Mr. Chen was sanctioned in 2020 under the Global Magnitsky Human Rights Accountability Act, for his role in major human rights abuses.

The sanctions on DJI are a strike against the drone maker, whose equipment was purchased by the Biden administration despite internal government warnings against the company. A spokesman for DJI did not closest respond to a request for comment.

The government’s crackdown marks a different approach than the Biden administration before pursued.

Government procurement records show the Secret Service purchased eight commercial surveillance drones made by DJI earlier this year — despite a warning from the Defense Department in July the deal posed “possible threats to national security.” The FBI also sought DJI drones at about the same time that the Secret Service made its purchases.

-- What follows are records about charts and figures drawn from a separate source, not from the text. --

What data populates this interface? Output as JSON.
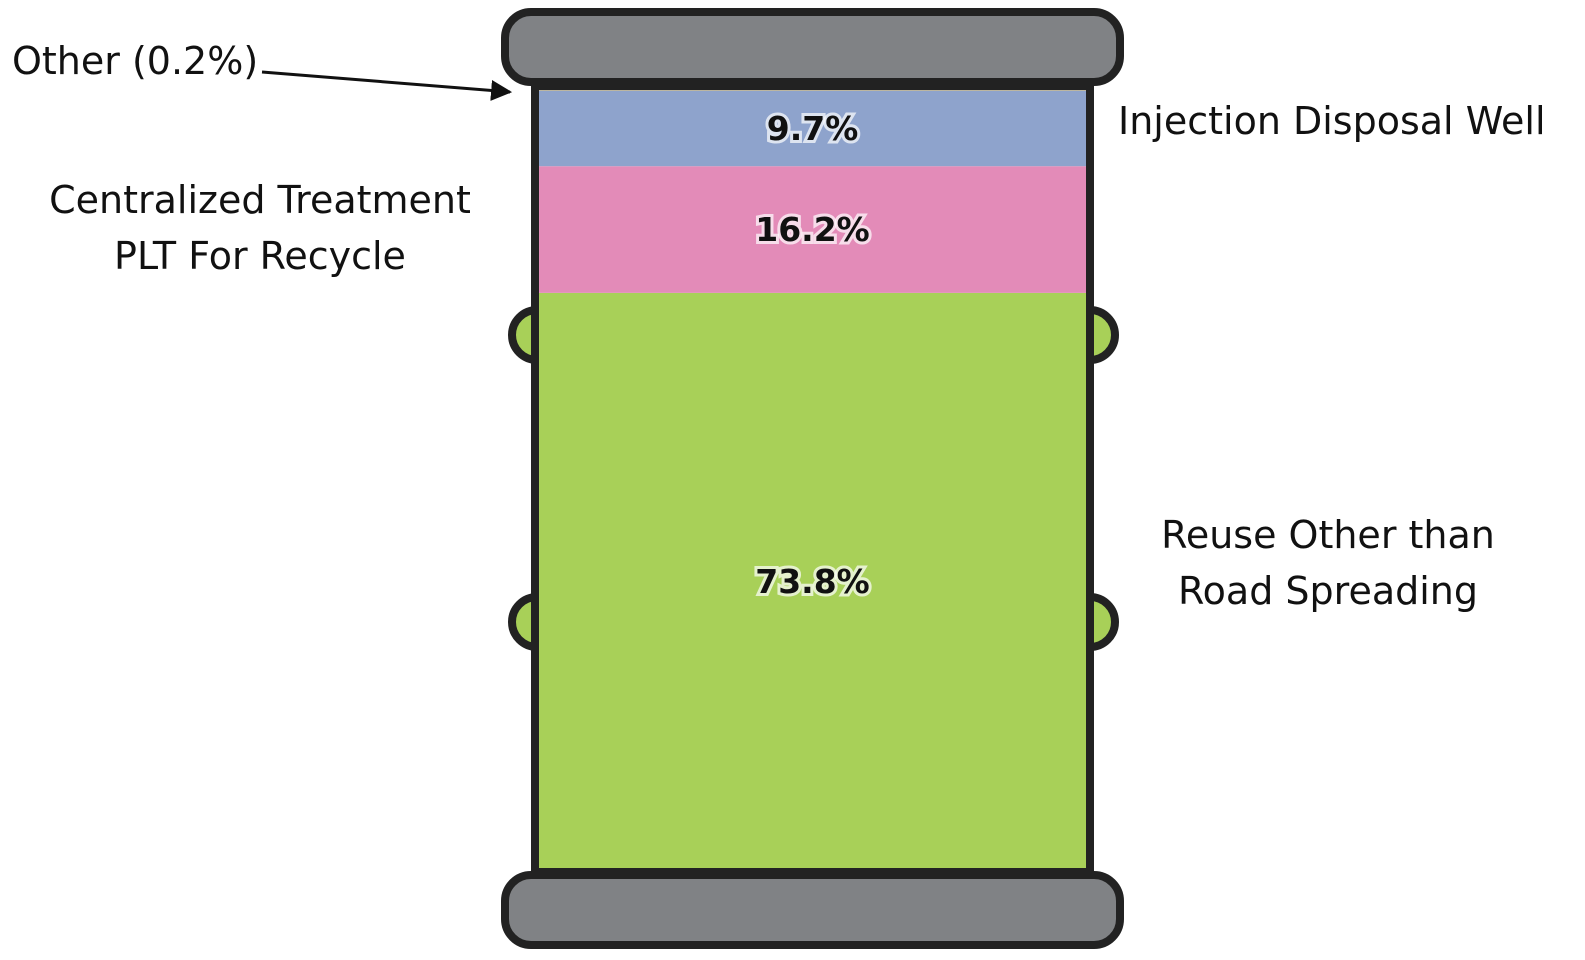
{
  "chart_data": {
    "type": "stacked_bar",
    "ylim": [
      0,
      100
    ],
    "series": [
      {
        "name": [
          "Reuse Other than",
          "Road Spreading"
        ],
        "color": "#a8d058",
        "values": [
          73.8
        ],
        "value_labels": [
          "73.8%"
        ]
      },
      {
        "name": [
          "Centralized Treatment",
          "PLT For Recycle"
        ],
        "color": "#e38bb8",
        "values": [
          16.2
        ],
        "value_labels": [
          "16.2%"
        ]
      },
      {
        "name": [
          "Injection Disposal Well"
        ],
        "color": "#8ea3cc",
        "values": [
          9.7
        ],
        "value_labels": [
          "9.7%"
        ]
      },
      {
        "name": [
          "Other (0.2%)"
        ],
        "color": "#f0c040",
        "values": [
          0.2
        ]
      }
    ]
  }
}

The Secret Service and FBI’s actions not only bypassed the Pentagon warning but a past blacklisting by the Trump administration. Last December, the Trump administration additional DJI to the Commerce Department’s ‘Entity List’ that places restrictions on certain foreign people and companies and blocks Americans from doing such things as investing in foreign enterprises that may present national security problems. The Biden administration announced Thursday it was adding a few scores more Chinese academies, companies, and others to the Commerce Department’s blacklist.

Public pressure has mounted on the Biden administration to explain its actions. Rep. Jim edges, Indiana Republican, wrote to Attorney General Merrick Garland with questions about the Secret Service and FBI and, according to the Washington Free Beacon, which noted the lawmaker had pushed for a ban on DJI drones.

The other companies sanctioned by the Treasury are Cloudwalk Technology Co., Ltd.; Dawning Information Industry Co., Ltd.; Leon Technology Company Limited; Megvii Technology Limited; Netposa Technologies Limited; Xiamen Meiya Pico Information Co., Ltd.; and Yitu Limited.

Cloudwalk and Yitu Limited developed facial recognition that technology critics say is being used for repression in China. Cloudwalk’s tools are also used by the government of Zimbabwe for its mass surveillance activity.

The eight firms also are on the Commerce Department’s so-called “entities list” that requires export licenses for any interactions with U.S. firms.